Na Mensagem para a quaresma de 2024, Papa Francisco exorta: “É tempo de agir e, na Quaresma, agir é também parar: parar em oração, para acolher a Palavra de Deus, e parar como o Samaritano em presença do irmão ferido. O amor de Deus e o do próximo formam um único amor. Não ter outros deuses é parar na presença de Deus, junto da carne do próximo”.
“Eis o tempo de conversão” cantaremos de cor nas igrejas. Aproveitemos então este período tão propício de nossa fé para revisitar nossa relação com o Senhor Deus e nosso compromisso em favor da vida, a fim de tornar o Evangelho uma Boa Notícia para todos.
Durante as sextas-feiras da quaresma, vamos refletir sobre as diferentes dimensões a que a conversão nos convida, e que a Igreja tem insistido em nos apresentar, alargando o ser cristão para além de pequenos gestos religiosos ou de mera “caridade por receita”, destinadas apenas a tranquilizar a própria consciência (Evangelii Gaudium, n. 180). Longe de nós querer esgotar este tema tão rico que é a conversão. Apenas damos algumas intuições a fim de suscitar nossas reflexões.

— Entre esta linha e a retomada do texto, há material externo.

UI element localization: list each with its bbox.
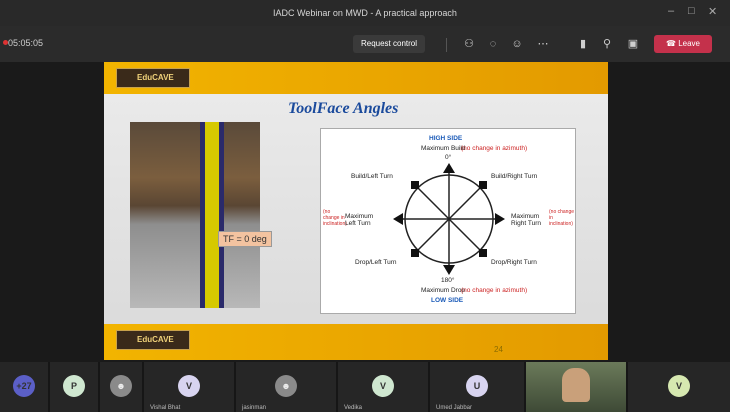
avatar-initial: V	[185, 381, 192, 391]
drill-pipe	[200, 122, 224, 308]
participant-tile[interactable]: ☻	[100, 362, 142, 412]
share-icon[interactable]: ▣	[626, 37, 640, 51]
more-icon[interactable]: ⋯	[536, 37, 550, 51]
max-right-label: Maximum Right Turn	[511, 213, 541, 227]
meeting-timer: 05:05:05	[8, 38, 44, 48]
participant-name: Vedika	[344, 405, 363, 411]
participant-video	[562, 368, 590, 402]
max-build-note: (no change in azimuth)	[461, 145, 528, 152]
participant-tile[interactable]: ☻ jasinman	[236, 362, 336, 412]
slide-page-number: 24	[494, 345, 503, 354]
participant-tile[interactable]: +27	[0, 362, 48, 412]
people-icon[interactable]: ⚇	[462, 37, 476, 51]
participant-name: Umed Jabbar	[436, 405, 473, 411]
maximize-icon[interactable]: □	[688, 5, 695, 17]
avatar-initial: +27	[16, 381, 32, 391]
toolbar-divider	[446, 38, 447, 52]
participant-strip: +27 P ☻ V Vishal Bhat ☻ jasinman V Vedik…	[0, 362, 730, 412]
educave-logo-top: EduCAVE	[116, 68, 190, 88]
title-bar: IADC Webinar on MWD - A practical approa…	[0, 0, 730, 26]
toolface-label: TF = 0 deg	[218, 231, 272, 247]
drill-string-image	[130, 122, 260, 308]
low-side-label: LOW SIDE	[431, 297, 464, 304]
180-degree-label: 180°	[441, 277, 455, 284]
educave-logo-bottom: EduCAVE	[116, 330, 190, 350]
avatar: V	[668, 375, 690, 397]
overflow-participants-badge: +27	[13, 375, 35, 397]
max-drop-label: Maximum Drop	[421, 287, 466, 294]
meeting-toolbar: 05:05:05 Request control ⚇ ◌ ☺ ⋯ ▮ ⚲ ▣ ☎…	[0, 26, 730, 62]
participant-tile[interactable]: U Umed Jabbar	[430, 362, 524, 412]
max-drop-note: (no change in azimuth)	[461, 287, 528, 294]
avatar: P	[63, 375, 85, 397]
build-left-label: Build/Left Turn	[351, 173, 393, 180]
mic-icon[interactable]: ⚲	[600, 37, 614, 51]
avatar-initial: P	[70, 381, 77, 391]
participant-tile[interactable]: P	[50, 362, 98, 412]
leave-label: Leave	[678, 39, 700, 48]
person-icon: ☻	[275, 375, 297, 397]
right-inclination-note: (no change in inclination)	[549, 209, 575, 227]
participant-name: jasinman	[242, 405, 267, 411]
leave-button[interactable]: ☎ Leave	[654, 35, 712, 53]
drop-left-label: Drop/Left Turn	[355, 259, 397, 266]
participant-tile[interactable]: V Vedika	[338, 362, 428, 412]
participant-tile[interactable]: V	[628, 362, 730, 412]
high-side-label: HIGH SIDE	[429, 135, 463, 142]
max-left-label: Maximum Left Turn	[345, 213, 374, 227]
request-control-button[interactable]: Request control	[353, 35, 425, 53]
phone-icon: ☎	[666, 39, 679, 48]
person-icon: ☻	[110, 375, 132, 397]
max-build-label: Maximum Build	[421, 145, 466, 152]
toolface-diagram: HIGH SIDE Maximum Build (no change in az…	[320, 128, 576, 314]
reactions-icon[interactable]: ☺	[510, 37, 524, 51]
camera-icon[interactable]: ▮	[576, 37, 590, 51]
avatar-initial: U	[473, 381, 481, 391]
avatar-initial: V	[379, 381, 386, 391]
build-right-label: Build/Right Turn	[491, 173, 538, 180]
avatar: U	[466, 375, 488, 397]
left-inclination-note: (no change in inclination)	[323, 209, 347, 227]
slide-title: ToolFace Angles	[288, 100, 399, 117]
window-title: IADC Webinar on MWD - A practical approa…	[273, 8, 457, 18]
presentation-slide: EduCAVE ToolFace Angles TF = 0 deg HIGH …	[104, 62, 608, 360]
chat-icon[interactable]: ◌	[486, 37, 500, 51]
zero-degree-label: 0°	[445, 154, 452, 161]
avatar: V	[372, 375, 394, 397]
participant-tile[interactable]: V Vishal Bhat	[144, 362, 234, 412]
participant-name: Vishal Bhat	[150, 405, 181, 411]
participant-video-tile[interactable]	[526, 362, 626, 412]
avatar-initial: V	[675, 381, 682, 391]
minimize-icon[interactable]: –	[668, 5, 674, 17]
close-icon[interactable]: ✕	[708, 5, 717, 18]
avatar: V	[178, 375, 200, 397]
drop-right-label: Drop/Right Turn	[491, 259, 537, 266]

Com a Igreja do Brasil, rezamos:
“Deus Pai,
vós criastes todos os seres humanos
com a mesma dignidade.
Vós os resgatastes pela vida,
morte e ressurreição do vosso Filho, Jesus Cristo,
e os tornastes filhos e filhas, santificados no Espírito.
Ajudai-nos, nesta Quaresma,
a compreender o valor da amizade social
e a viver a beleza da fraternidade humana aberta a todos,
para além dos nossos gostos, afetos e preferências,
num caminho de verdadeira penitência e conversão”.
(Trecho da oração da Campanha da Fraternidade de 2024)
Referências
BOROBIO, Dionisio, El Sacramento de la Reconciliación Penitencial, ed. Sigueme, 2006.
CELAM, Documento de Aparecida, 2007.
CNBB, Texto-Base da Campanha da Fraternidade de 2024.
FRANCISCO, Evangelii Gaudium, 2013.
RATZINGER Joseph, Introduzione al Cristianesimo, Queriniana, 1965.